Ana içeriğe atla

Erdemli Siyasetin Işığında Merkez Partilerin Önemi

 Son günlerde kamuoyunda, siyasi partilerin birbirleriyle görüşmesi yadırganıyor. Bu durumun temelinde, geçmişte siyasi partiler arasında yaşanan sert söylemler ve radikal tutumlar yatıyor. Geçmişte birbirlerine karşı zehir zemberek sözler sarf eden siyasi partilerin, toplumsal uzlaşının sağlanması gerektiği bir dönemde bir araya gelmesi, niyetleri ne kadar iyi olursa olsun, kamuoyunda samimiyetsiz bulunabiliyor.

Elbette siyasette zaman zaman sert politik söylemler olabilir; ancak her şeyde olduğu gibi siyasetin de bir dengesi vardır. Bu denge korunmadığında, siyaset zedelenir ve toplumda siyasete olan güven azalır. Devlet ise siyaset ile yönetilir. Özellikle devletin zor zamanlarında ve toplumsal karar süreçlerinde, siyasi dengeyi gözetmek ve erdemli siyasetin gereklerini yerine getirmek elzemdir. Erdemli siyaset; adaletli olmayı, karar alma süreçlerinde ve kamu kaynaklarının kullanımında şeffaflığı, yöneticilerin icraatlarından sorumlu tutulduğu hesap verebilirliği esas alır. Ayrıca yalan ve manipülasyondan uzak, dürüst bir anlayışı benimseyerek kişisel çıkarlar yerine toplumun genel refahını gözetmeyi gerektirir.

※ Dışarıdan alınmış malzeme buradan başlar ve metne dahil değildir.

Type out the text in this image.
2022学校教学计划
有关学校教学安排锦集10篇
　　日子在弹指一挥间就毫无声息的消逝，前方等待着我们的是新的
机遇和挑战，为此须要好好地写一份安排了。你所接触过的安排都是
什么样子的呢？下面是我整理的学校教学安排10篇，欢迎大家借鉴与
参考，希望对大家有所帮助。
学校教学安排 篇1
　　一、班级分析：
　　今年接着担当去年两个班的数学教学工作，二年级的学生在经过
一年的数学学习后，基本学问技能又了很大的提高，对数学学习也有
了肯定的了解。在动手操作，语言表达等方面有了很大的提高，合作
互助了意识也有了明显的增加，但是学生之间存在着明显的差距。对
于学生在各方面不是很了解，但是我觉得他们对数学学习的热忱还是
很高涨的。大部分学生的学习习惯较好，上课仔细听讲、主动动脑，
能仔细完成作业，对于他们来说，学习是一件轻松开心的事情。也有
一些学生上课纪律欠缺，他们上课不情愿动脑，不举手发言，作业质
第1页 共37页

Farklı görüşlere saygı göstererek hoşgörülü bir yaklaşım sergilenmeli, halkın siyasal süreçlere katılımı teşvik edilmeli ve toplumun kültürel ve etik değerlerine duyarlılık gösterilmelidir. Popülist yaklaşımlardan kaçınılarak uzun vadeli düşünülmeli; halkın ihtiyaçlarına duyarlılıkla yaklaşan, empatik ve çözüm odaklı politikalar üretilmelidir. İşte budur erdemli siyaset.

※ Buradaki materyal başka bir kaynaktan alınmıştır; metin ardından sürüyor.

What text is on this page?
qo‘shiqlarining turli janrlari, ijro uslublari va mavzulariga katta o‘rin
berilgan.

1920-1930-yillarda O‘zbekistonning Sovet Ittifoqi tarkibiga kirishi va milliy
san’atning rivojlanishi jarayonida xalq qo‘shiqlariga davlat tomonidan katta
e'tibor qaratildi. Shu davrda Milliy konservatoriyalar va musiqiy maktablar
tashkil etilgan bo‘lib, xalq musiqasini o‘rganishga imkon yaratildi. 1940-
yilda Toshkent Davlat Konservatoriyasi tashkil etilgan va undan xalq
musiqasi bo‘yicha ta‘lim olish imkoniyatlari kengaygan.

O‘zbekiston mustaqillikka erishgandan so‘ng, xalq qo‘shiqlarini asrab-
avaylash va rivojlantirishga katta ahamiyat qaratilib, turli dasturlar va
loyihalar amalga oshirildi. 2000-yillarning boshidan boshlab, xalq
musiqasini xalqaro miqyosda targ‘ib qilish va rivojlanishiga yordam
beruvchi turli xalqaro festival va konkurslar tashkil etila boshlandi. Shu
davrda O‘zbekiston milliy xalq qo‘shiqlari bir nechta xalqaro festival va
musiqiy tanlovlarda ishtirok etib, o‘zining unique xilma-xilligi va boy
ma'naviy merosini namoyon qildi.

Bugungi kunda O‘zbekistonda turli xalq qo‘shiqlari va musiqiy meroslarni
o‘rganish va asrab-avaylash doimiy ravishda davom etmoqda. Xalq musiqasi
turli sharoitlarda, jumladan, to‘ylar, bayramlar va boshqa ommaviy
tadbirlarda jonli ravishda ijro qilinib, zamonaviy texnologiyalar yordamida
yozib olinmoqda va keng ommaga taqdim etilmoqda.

Erdemli siyaset, siyasi yelpazenin her kesimini kapsayacak bir anlayışı ifade eder. Çünkü siyasetin temelinde ahlaki değerler, adalet ve toplumsal fayda yatmalıdır. Günümüzde siyasete ve bürokrasiye duyulan güvensizlik, erdemsiz siyasetin ve güven vermeyen politikaların bir sonucudur. Erdemsiz siyaset; gerçek dışı söylemleri, toplumun ortak iyiliğini değil, bireysel veya grup çıkarlarını önceliklendiren anlayışı temsil eder.

Merkez Partilerin Önemi

Şu anda ülkemiz siyasetinde bir merkez parti yokluğu var. Erdemli siyasetin özelliklerini en çok taşıması gereken parti tipi olabilir merkez partiler. Bu tespiti, siyaset bilimi açısından yapıyorum. Ancak kendisini pratikte merkeze konumlayan bir siyasi parti, eğer erdemli siyasetin gereklerini yerine getirmezse, bu durum yalnızca o siyasi partiyi bağlar. Merkez partilerin sahip olması gereken özellikler, toplumsal dengeyi ve uzlaşıyı sağlama kapasitesine dayanır.

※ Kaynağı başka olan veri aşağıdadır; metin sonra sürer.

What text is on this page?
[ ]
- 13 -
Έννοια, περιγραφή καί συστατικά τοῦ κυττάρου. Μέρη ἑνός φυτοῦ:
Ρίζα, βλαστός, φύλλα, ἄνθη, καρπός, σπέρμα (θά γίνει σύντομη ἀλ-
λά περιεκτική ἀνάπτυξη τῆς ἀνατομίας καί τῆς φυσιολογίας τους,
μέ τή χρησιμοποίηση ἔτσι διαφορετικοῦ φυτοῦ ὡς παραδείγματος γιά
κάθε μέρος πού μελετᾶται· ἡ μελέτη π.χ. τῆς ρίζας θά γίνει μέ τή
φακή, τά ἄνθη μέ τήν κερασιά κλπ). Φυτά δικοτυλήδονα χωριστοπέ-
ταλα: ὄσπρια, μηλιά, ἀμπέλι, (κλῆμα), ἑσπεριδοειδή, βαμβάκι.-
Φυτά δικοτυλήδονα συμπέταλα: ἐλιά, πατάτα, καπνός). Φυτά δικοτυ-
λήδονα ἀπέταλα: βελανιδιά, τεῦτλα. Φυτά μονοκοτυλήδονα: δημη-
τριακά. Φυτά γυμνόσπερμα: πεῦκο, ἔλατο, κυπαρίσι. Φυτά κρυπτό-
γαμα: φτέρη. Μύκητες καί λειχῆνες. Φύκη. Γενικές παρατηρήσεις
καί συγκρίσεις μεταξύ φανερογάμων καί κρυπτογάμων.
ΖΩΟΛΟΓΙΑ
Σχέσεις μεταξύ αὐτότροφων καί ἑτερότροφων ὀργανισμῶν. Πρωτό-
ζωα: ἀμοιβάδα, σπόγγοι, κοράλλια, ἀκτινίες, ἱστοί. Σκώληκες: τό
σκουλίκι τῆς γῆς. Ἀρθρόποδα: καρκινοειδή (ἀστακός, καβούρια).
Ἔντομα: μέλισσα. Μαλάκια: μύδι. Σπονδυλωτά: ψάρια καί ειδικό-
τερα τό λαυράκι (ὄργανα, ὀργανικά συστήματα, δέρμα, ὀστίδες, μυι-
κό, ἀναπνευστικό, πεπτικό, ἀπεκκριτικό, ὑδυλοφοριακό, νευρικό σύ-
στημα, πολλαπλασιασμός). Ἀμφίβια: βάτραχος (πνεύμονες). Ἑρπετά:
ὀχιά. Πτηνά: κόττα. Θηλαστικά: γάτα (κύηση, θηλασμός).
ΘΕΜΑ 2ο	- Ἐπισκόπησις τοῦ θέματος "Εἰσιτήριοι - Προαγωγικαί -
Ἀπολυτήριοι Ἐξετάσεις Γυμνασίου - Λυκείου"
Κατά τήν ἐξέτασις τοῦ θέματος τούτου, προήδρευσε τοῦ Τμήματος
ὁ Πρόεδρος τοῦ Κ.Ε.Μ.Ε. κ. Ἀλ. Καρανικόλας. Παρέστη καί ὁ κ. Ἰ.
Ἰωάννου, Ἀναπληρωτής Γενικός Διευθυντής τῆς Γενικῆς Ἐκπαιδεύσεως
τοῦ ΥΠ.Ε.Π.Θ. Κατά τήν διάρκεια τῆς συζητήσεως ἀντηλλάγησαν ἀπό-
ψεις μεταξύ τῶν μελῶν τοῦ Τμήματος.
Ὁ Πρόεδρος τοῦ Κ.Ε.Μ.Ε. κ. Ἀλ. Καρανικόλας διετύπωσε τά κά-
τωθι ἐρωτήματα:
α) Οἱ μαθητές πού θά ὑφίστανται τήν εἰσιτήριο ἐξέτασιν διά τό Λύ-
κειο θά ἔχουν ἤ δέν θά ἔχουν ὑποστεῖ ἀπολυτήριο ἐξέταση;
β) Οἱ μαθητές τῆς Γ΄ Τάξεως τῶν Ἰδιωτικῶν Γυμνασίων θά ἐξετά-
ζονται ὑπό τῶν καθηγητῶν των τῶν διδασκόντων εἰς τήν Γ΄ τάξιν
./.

Merkez partiler, toplumun geniş kesimlerine hitap eden, aşırılıklardan uzak, ılımlı, pragmatik ve gerçekçi bir siyaset anlayışını temsil ederler. Bu özellikler, merkez partileri erdemli siyasete daha yakın kılar. Bununla birlikte, ideolojik esneklikleri sayesinde toplumdaki farklı kesimlerin bir arada yaşamasına olanak sağlarlar. Ancak bu esneklik, asla ilkesizlikle karıştırılmamalıdır. Merkez partilerin ideolojik esnekliği, toplumsal ihtiyaçlara duyarlılık göstermelerinden kaynaklanır ve ahlaki ya da milli değerlerden taviz vermek anlamına gelmez.


Bugün kamuoyunda eleştirilen siyasi partiler, genellikle bu özelliklerden yoksun olmaları ve daha radikal söylemler benimsemeleri nedeniyle tepki çekmektedirler. Elbette tüm partilerin merkez parti özelliklerine sahip olması beklenemez. Hatta kendisini merkezde konumlandıran bir parti bile bu ilkelere uymuyorsa, bu durum o partinin pratiğiyle ilgilidir. Bununla birlikte, siyasetin merkez partilere olduğu kadar erdemli siyasete uymak kaydıyla uç partilere de ihtiyacı vardır. Ancak asıl ihtiyaç, siyasette erdemli bir anlayışın hâkim olmasıdır. Çünkü uçların olmadığı bir yerde merkez de var olamaz. Merkezin olmadığı bir siyasette uzlaşı da olamaz.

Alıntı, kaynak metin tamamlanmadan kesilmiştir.